Spiller also adopted Virginia Voice and gave us a home that persists to this day, providing us with our broadcast frequency and technical support. Bill’s son, Mark Spiller, continues to help Virginia Voice to this day, and serves as an audio & IT engineer at VPM.
2000 - Today
Virginia Voice has grown by leaps and bounds over the years! Today we broadcast 24 hours a day/ 365 days a year. Our 125 weekly volunteer readers read from about 150 publications to create the 60+ shows we offer. Our annual operating budget has grown to approximately $400,000
VA Voice added programming and expanded broadcast hours steadily through the years. It grew listenership by building relationships with other organizations that provide services to people with vision impairment (DBVI educators, Richmond VA Medical Center’s Low Vision Center, others). Currently, we serve 11,000 listeners throughout Central Virginia through in-home radios, and and many others throughout the Commonwealth of Virginia through the use of streaming streaming devices which broadcast our programs at senior living communities and healthcare facilities.

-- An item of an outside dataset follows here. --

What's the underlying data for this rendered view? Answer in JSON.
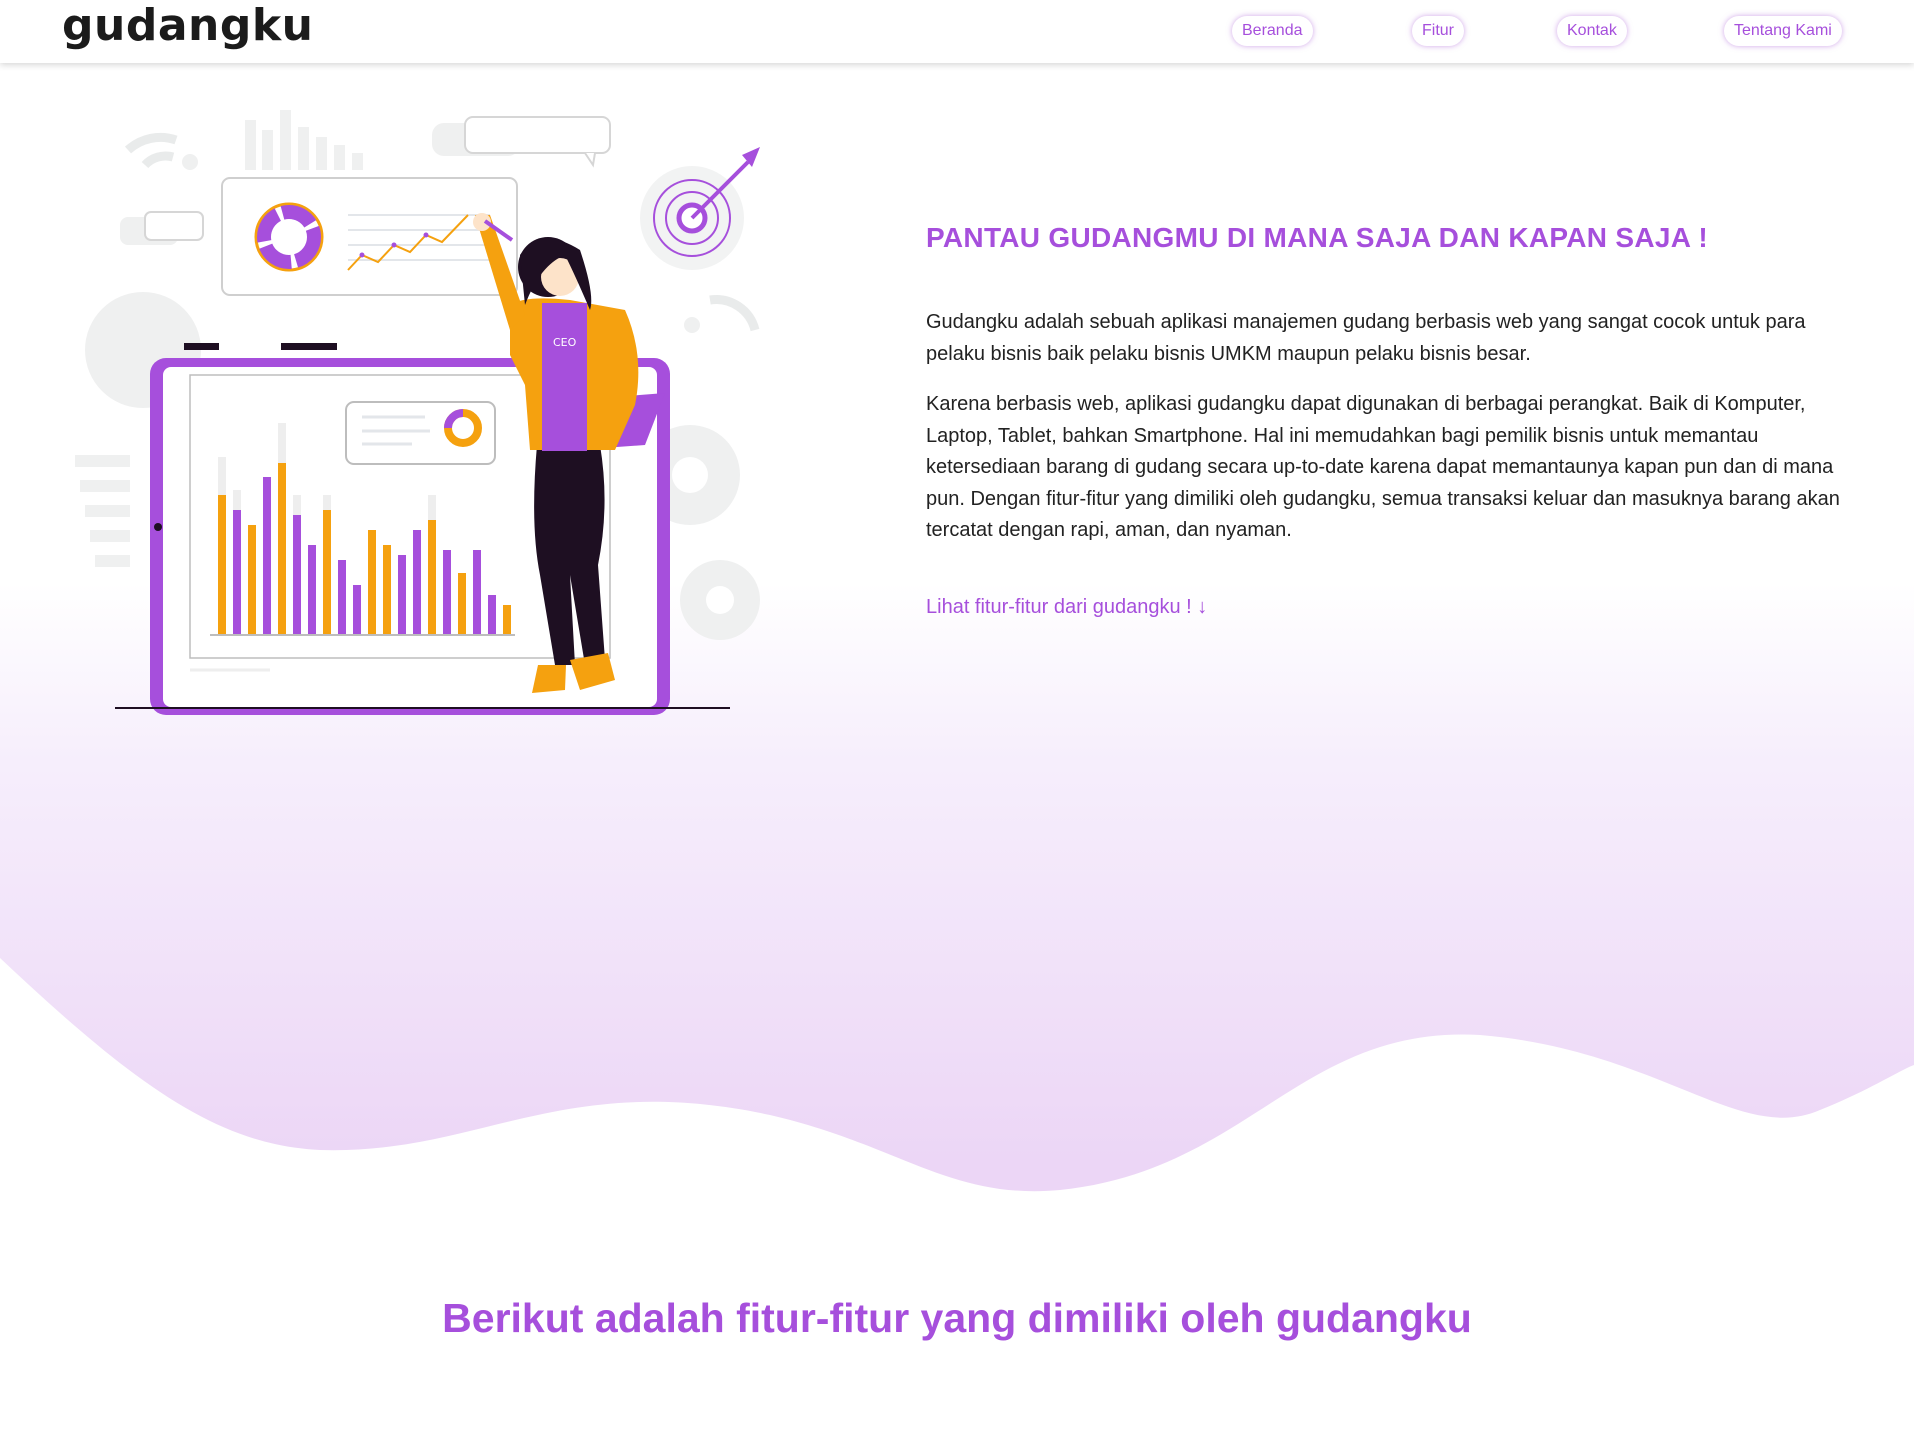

The Virginia Voice broadcast can also be accessed on Alexa through the use of smart speakers. which broadcast our programs throughout nursing homes and medical centers.
In 2018, Virginia Voice launched our Live Audio Description Program to create equitable access to the arts. Because of the pioneering work that was done during the piloting of this program, we have been able to double our community partnerships with theatres, museums, sports venues, and other event venues and significantly add to the variety in our scheduled offerings.